Leonardo and the idea of freedom

Leonardo da Vinci was a young man of rare beauty. According to what Vasari says – ” He , with the splendor of its air , which was beautiful, was cheering up every sad soul .” Leonardo spent much of his youth just enjoying life. However, this period of ease ceased abruptly when, shortly before the age of twenty-four, Leonardo was arrested and dragged in front of the council of the Florentine Government to answer to the charge of sodomy. The charge of what was then a capital crime and the imprisonment itself had a traumatic effect on a person so sensitive as the young Da Vinci. As he himself wrote, ” where there is more feeling, there is the real martyrdom.”  Eventually Leonardo was acquitted for lack of evidence , but this episode profoundly marked his life: that explains his immediate departure from Florence and his continual wanderings . Leonardo said in his writings that a female of goldfinch , seeing her little ones locked up , fed them with a bit of a poisonous plant  and said : “Better the death rather than lose the freedom .”

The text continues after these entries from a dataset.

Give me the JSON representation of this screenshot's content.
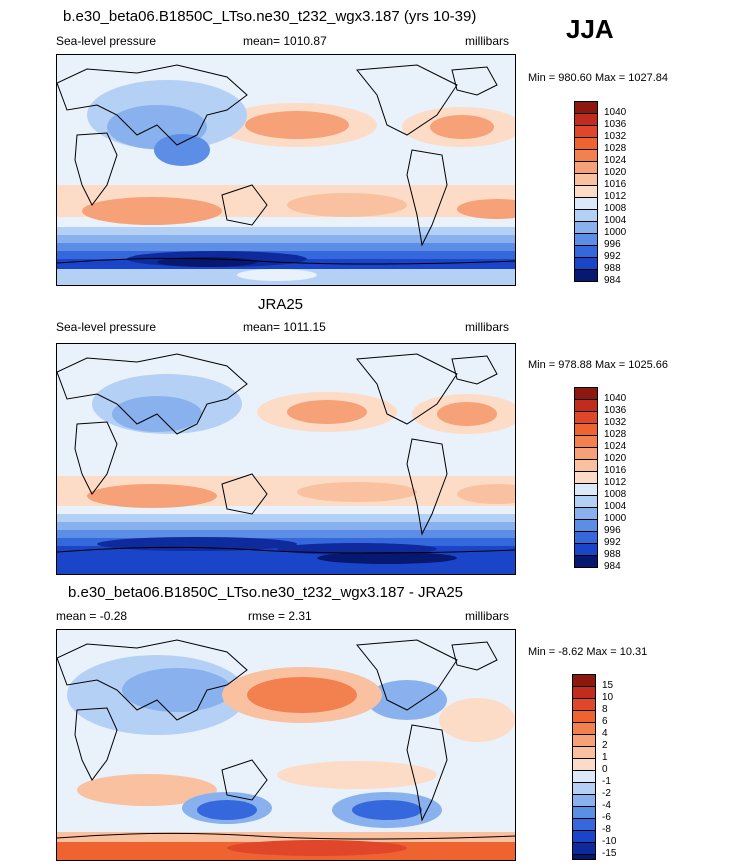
{
  "season": "JJA",
  "colors": {
    "pos": [
      "#fcdcc6",
      "#f9c1a0",
      "#f6a178",
      "#f3814f",
      "#ee6330",
      "#e0472a",
      "#c12c1f",
      "#8c1810"
    ],
    "neg": [
      "#dbe9fb",
      "#b5d0f5",
      "#89b1ee",
      "#5d8ee6",
      "#3568dc",
      "#1b45c9",
      "#0e2a9c",
      "#061870"
    ],
    "pale": "#e9f1fb"
  },
  "panels": [
    {
      "title": "b.e30_beta06.B1850C_LTso.ne30_t232_wgx3.187 (yrs 10-39)",
      "left": "Sea-level pressure",
      "center": "mean= 1010.87",
      "right": "millibars",
      "minmax": "Min = 980.60 Max = 1027.84",
      "colorbar": [
        "1040",
        "1036",
        "1032",
        "1028",
        "1024",
        "1020",
        "1016",
        "1012",
        "1008",
        "1004",
        "1000",
        "996",
        "992",
        "988",
        "984"
      ]
    },
    {
      "title": "JRA25",
      "left": "Sea-level pressure",
      "center": "mean= 1011.15",
      "right": "millibars",
      "minmax": "Min = 978.88 Max = 1025.66",
      "colorbar": [
        "1040",
        "1036",
        "1032",
        "1028",
        "1024",
        "1020",
        "1016",
        "1012",
        "1008",
        "1004",
        "1000",
        "996",
        "992",
        "988",
        "984"
      ]
    },
    {
      "title": "b.e30_beta06.B1850C_LTso.ne30_t232_wgx3.187 - JRA25",
      "left": "mean =  -0.28",
      "center": "rmse =   2.31",
      "right": "millibars",
      "minmax": "Min =  -8.62 Max =  10.31",
      "colorbar": [
        "15",
        "10",
        "8",
        "6",
        "4",
        "2",
        "1",
        "0",
        "-1",
        "-2",
        "-4",
        "-6",
        "-8",
        "-10",
        "-15"
      ]
    }
  ]
}
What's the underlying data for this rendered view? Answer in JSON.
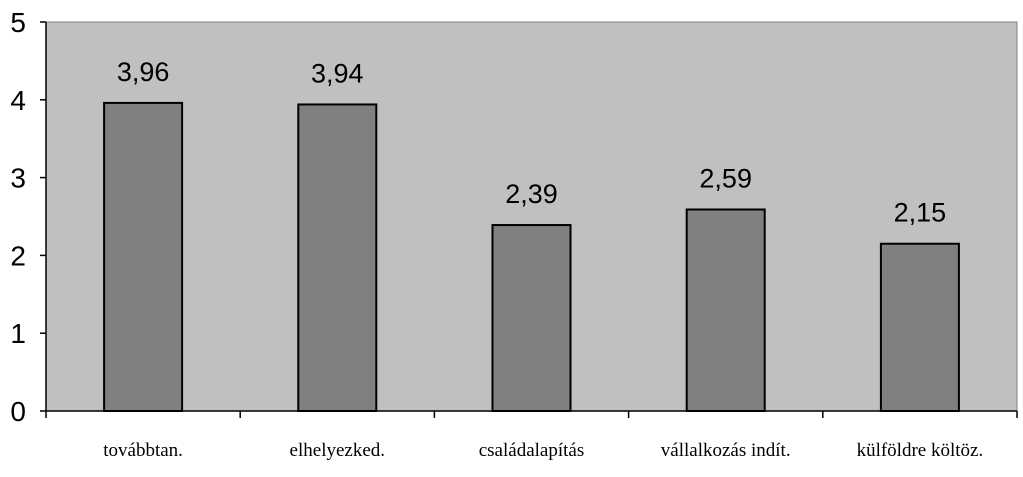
{
  "chart_data": {
    "type": "bar",
    "categories": [
      "továbbtan.",
      "elhelyezked.",
      "családalapítás",
      "vállalkozás indít.",
      "külföldre költöz."
    ],
    "values": [
      3.96,
      3.94,
      2.39,
      2.59,
      2.15
    ],
    "value_labels": [
      "3,96",
      "3,94",
      "2,39",
      "2,59",
      "2,15"
    ],
    "yticks": [
      0,
      1,
      2,
      3,
      4,
      5
    ],
    "ylim": [
      0,
      5
    ],
    "title": "",
    "xlabel": "",
    "ylabel": "",
    "grid": false,
    "legend": "none",
    "colors": {
      "plot_background": "#c0c0c0",
      "bar_fill": "#808080",
      "bar_stroke": "#000000",
      "axis": "#000000"
    }
  }
}
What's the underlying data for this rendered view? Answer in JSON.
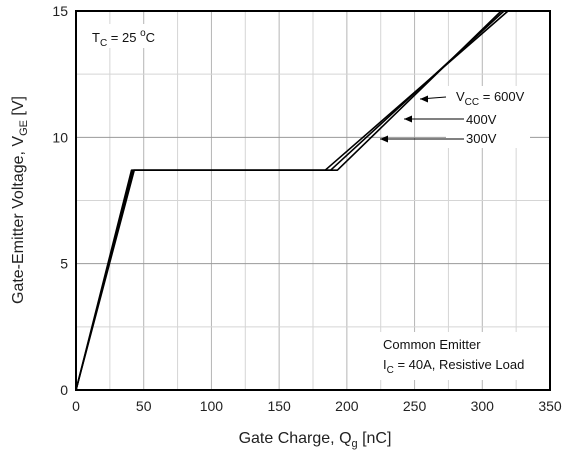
{
  "chart_data": {
    "type": "line",
    "xlabel": "Gate Charge, Q",
    "xlabel_sub": "g",
    "xlabel_unit": " [nC]",
    "ylabel": "Gate-Emitter Voltage, V",
    "ylabel_sub": "GE",
    "ylabel_unit": " [V]",
    "xlim": [
      0,
      350
    ],
    "ylim": [
      0,
      15
    ],
    "xticks": [
      "0",
      "50",
      "100",
      "150",
      "200",
      "250",
      "300",
      "350"
    ],
    "yticks": [
      "0",
      "5",
      "10",
      "15"
    ],
    "grid": true,
    "series": [
      {
        "name": "600V",
        "label_prefix": "V",
        "label_sub": "CC",
        "label_main": " = 600V",
        "points": [
          [
            0,
            0
          ],
          [
            43,
            8.7
          ],
          [
            193,
            8.7
          ],
          [
            314,
            15.0
          ]
        ]
      },
      {
        "name": "400V",
        "label_main": "400V",
        "points": [
          [
            0,
            0
          ],
          [
            42,
            8.7
          ],
          [
            188,
            8.7
          ],
          [
            316,
            15.0
          ]
        ]
      },
      {
        "name": "300V",
        "label_main": "300V",
        "points": [
          [
            0,
            0
          ],
          [
            41,
            8.7
          ],
          [
            184,
            8.7
          ],
          [
            319,
            15.0
          ]
        ]
      }
    ],
    "annotations": {
      "tc_prefix": "T",
      "tc_sub": "C",
      "tc_mid": " = 25 ",
      "tc_sup": "o",
      "tc_suffix": "C",
      "common_emitter": "Common Emitter",
      "ic_prefix": "I",
      "ic_sub": "C",
      "ic_suffix": " = 40A, Resistive Load"
    }
  }
}
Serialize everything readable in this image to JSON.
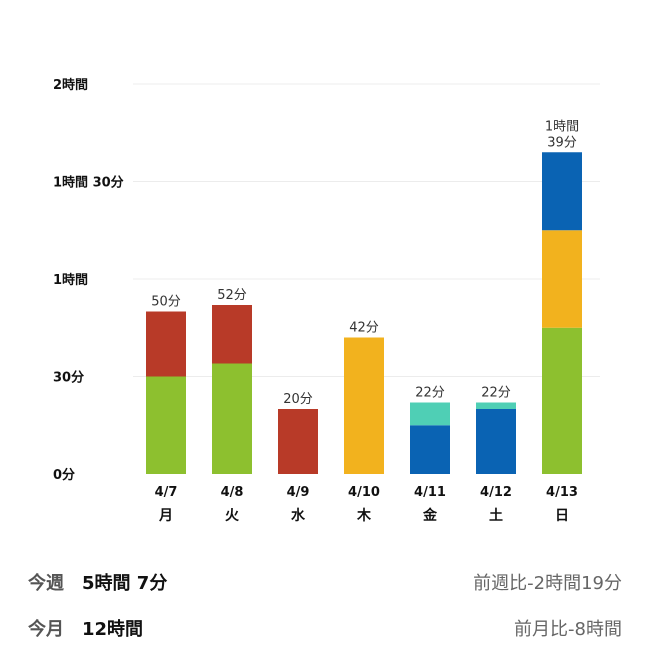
{
  "chart_data": {
    "type": "bar",
    "stacked": true,
    "unit": "minutes",
    "ylim": [
      0,
      120
    ],
    "yticks": [
      {
        "value": 0,
        "label": "0分"
      },
      {
        "value": 30,
        "label": "30分"
      },
      {
        "value": 60,
        "label": "1時間"
      },
      {
        "value": 90,
        "label": "1時間 30分"
      },
      {
        "value": 120,
        "label": "2時間"
      }
    ],
    "categories": [
      "4/7",
      "4/8",
      "4/9",
      "4/10",
      "4/11",
      "4/12",
      "4/13"
    ],
    "weekdays": [
      "月",
      "火",
      "水",
      "木",
      "金",
      "土",
      "日"
    ],
    "series": [
      {
        "name": "green",
        "color": "#8dc02f",
        "values": [
          30,
          34,
          0,
          0,
          0,
          0,
          45
        ]
      },
      {
        "name": "yellow",
        "color": "#f2b21e",
        "values": [
          0,
          0,
          0,
          42,
          0,
          0,
          30
        ]
      },
      {
        "name": "blue",
        "color": "#0a63b3",
        "values": [
          0,
          0,
          0,
          0,
          15,
          20,
          24
        ]
      },
      {
        "name": "teal",
        "color": "#4fcfb5",
        "values": [
          0,
          0,
          0,
          0,
          7,
          2,
          0
        ]
      },
      {
        "name": "red",
        "color": "#b83a28",
        "values": [
          20,
          18,
          20,
          0,
          0,
          0,
          0
        ]
      }
    ],
    "totals": [
      50,
      52,
      20,
      42,
      22,
      22,
      99
    ],
    "total_labels": [
      "50分",
      "52分",
      "20分",
      "42分",
      "22分",
      "22分",
      "1時間\n39分"
    ]
  },
  "summary": {
    "week": {
      "label": "今週",
      "value": "5時間 7分",
      "comparison": "前週比-2時間19分"
    },
    "month": {
      "label": "今月",
      "value": "12時間",
      "comparison": "前月比-8時間"
    }
  }
}
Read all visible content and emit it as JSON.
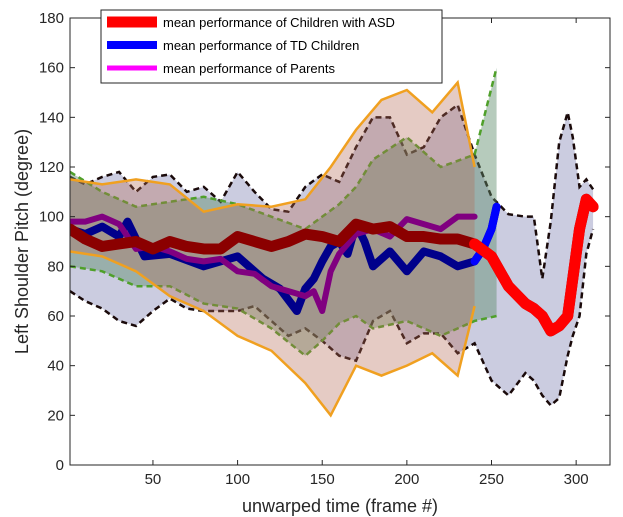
{
  "chart_data": {
    "type": "line",
    "xlabel": "unwarped time (frame #)",
    "ylabel": "Left Shoulder Pitch (degree)",
    "xlim": [
      1,
      320
    ],
    "ylim": [
      0,
      180
    ],
    "xticks": [
      50,
      100,
      150,
      200,
      250,
      300
    ],
    "yticks": [
      0,
      20,
      40,
      60,
      80,
      100,
      120,
      140,
      160,
      180
    ],
    "grid": false,
    "legend_position": "top-left",
    "series": [
      {
        "name": "mean performance of Children with ASD",
        "color": "#ff0000",
        "line_color": "#8b0000",
        "x": [
          1,
          10,
          20,
          30,
          40,
          50,
          60,
          70,
          80,
          90,
          100,
          110,
          120,
          130,
          140,
          150,
          160,
          170,
          180,
          190,
          200,
          210,
          220,
          230,
          240,
          250,
          260,
          270,
          275,
          280,
          285,
          290,
          295,
          298,
          302,
          306,
          310
        ],
        "y": [
          95,
          91,
          88,
          89,
          90,
          87,
          90,
          88,
          87,
          87,
          92,
          90,
          88,
          90,
          93,
          92,
          90,
          97,
          95,
          96,
          92,
          92,
          91,
          91,
          89,
          84,
          72,
          65,
          63,
          60,
          54,
          56,
          60,
          75,
          95,
          107,
          104
        ],
        "band": {
          "x": [
            1,
            10,
            20,
            30,
            40,
            50,
            60,
            70,
            80,
            90,
            100,
            110,
            120,
            130,
            140,
            150,
            160,
            170,
            180,
            190,
            200,
            210,
            220,
            230,
            240,
            250,
            260,
            270,
            275,
            280,
            285,
            290,
            295,
            298,
            302,
            306,
            310
          ],
          "upper": [
            116,
            113,
            116,
            118,
            110,
            116,
            117,
            110,
            112,
            106,
            118,
            110,
            103,
            102,
            112,
            117,
            114,
            128,
            140,
            140,
            125,
            128,
            140,
            145,
            125,
            108,
            101,
            100,
            100,
            75,
            98,
            130,
            142,
            132,
            112,
            115,
            111
          ],
          "lower": [
            70,
            66,
            63,
            58,
            56,
            62,
            67,
            63,
            62,
            62,
            62,
            64,
            58,
            52,
            55,
            50,
            44,
            42,
            58,
            62,
            49,
            53,
            53,
            45,
            49,
            34,
            28,
            37,
            34,
            28,
            24,
            27,
            44,
            52,
            60,
            85,
            95
          ]
        }
      },
      {
        "name": "mean performance of TD Children",
        "color": "#0000ff",
        "line_color": "#00008b",
        "x": [
          1,
          10,
          20,
          30,
          35,
          45,
          60,
          80,
          100,
          115,
          125,
          135,
          140,
          145,
          150,
          155,
          160,
          165,
          170,
          175,
          180,
          190,
          200,
          210,
          220,
          230,
          240,
          245,
          250,
          253
        ],
        "y": [
          95,
          93,
          96,
          92,
          98,
          84,
          85,
          80,
          84,
          75,
          71,
          62,
          71,
          75,
          82,
          88,
          90,
          85,
          97,
          90,
          80,
          86,
          78,
          86,
          84,
          80,
          82,
          87,
          95,
          104
        ],
        "band": {
          "x": [
            1,
            20,
            40,
            60,
            80,
            100,
            120,
            140,
            150,
            160,
            170,
            180,
            200,
            220,
            240,
            253
          ],
          "upper": [
            118,
            110,
            104,
            106,
            108,
            105,
            100,
            95,
            100,
            105,
            112,
            123,
            132,
            120,
            125,
            160
          ],
          "lower": [
            80,
            78,
            72,
            72,
            65,
            63,
            55,
            44,
            50,
            57,
            60,
            55,
            58,
            52,
            58,
            60
          ]
        }
      },
      {
        "name": "mean performance of Parents",
        "color": "#ff00ff",
        "line_color": "#800080",
        "x": [
          1,
          10,
          20,
          30,
          40,
          50,
          60,
          70,
          80,
          90,
          100,
          110,
          120,
          130,
          140,
          145,
          150,
          155,
          160,
          170,
          180,
          190,
          200,
          210,
          220,
          230,
          240
        ],
        "y": [
          98,
          98,
          100,
          97,
          87,
          88,
          86,
          83,
          82,
          83,
          78,
          77,
          72,
          70,
          68,
          70,
          62,
          78,
          85,
          93,
          95,
          92,
          99,
          97,
          95,
          100,
          100
        ],
        "band": {
          "x": [
            1,
            20,
            40,
            60,
            80,
            100,
            120,
            140,
            155,
            170,
            185,
            200,
            215,
            230,
            240
          ],
          "upper": [
            115,
            113,
            115,
            113,
            102,
            105,
            104,
            107,
            120,
            135,
            147,
            151,
            142,
            154,
            120
          ],
          "lower": [
            86,
            84,
            78,
            68,
            62,
            52,
            46,
            33,
            20,
            40,
            36,
            40,
            45,
            36,
            64
          ]
        }
      }
    ]
  }
}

Vasari relates that during the frequent walks through the streets of Florence, he often was meeting merchants of birds and that he used to stop and pay the asking price and then open the door of the cage, freeing the birds that were locked. The infinite vault of the sky was becoming again their home. Leonardo’s insatiable thirst for knowledge was being equaled only by his boundless love for freedom.

Sometimes, I feel like a prisoner : a prisoner of the social conventions and of my own education, which prevent me from fully expressing myself. The strong strings shaking my wrists and the temptation to rebel against the meanness and pettiness that surrounds us is strongly felt. What is your relationship with the idea of freedom? Do you feel fully free? If not, which are the strings that imprison you?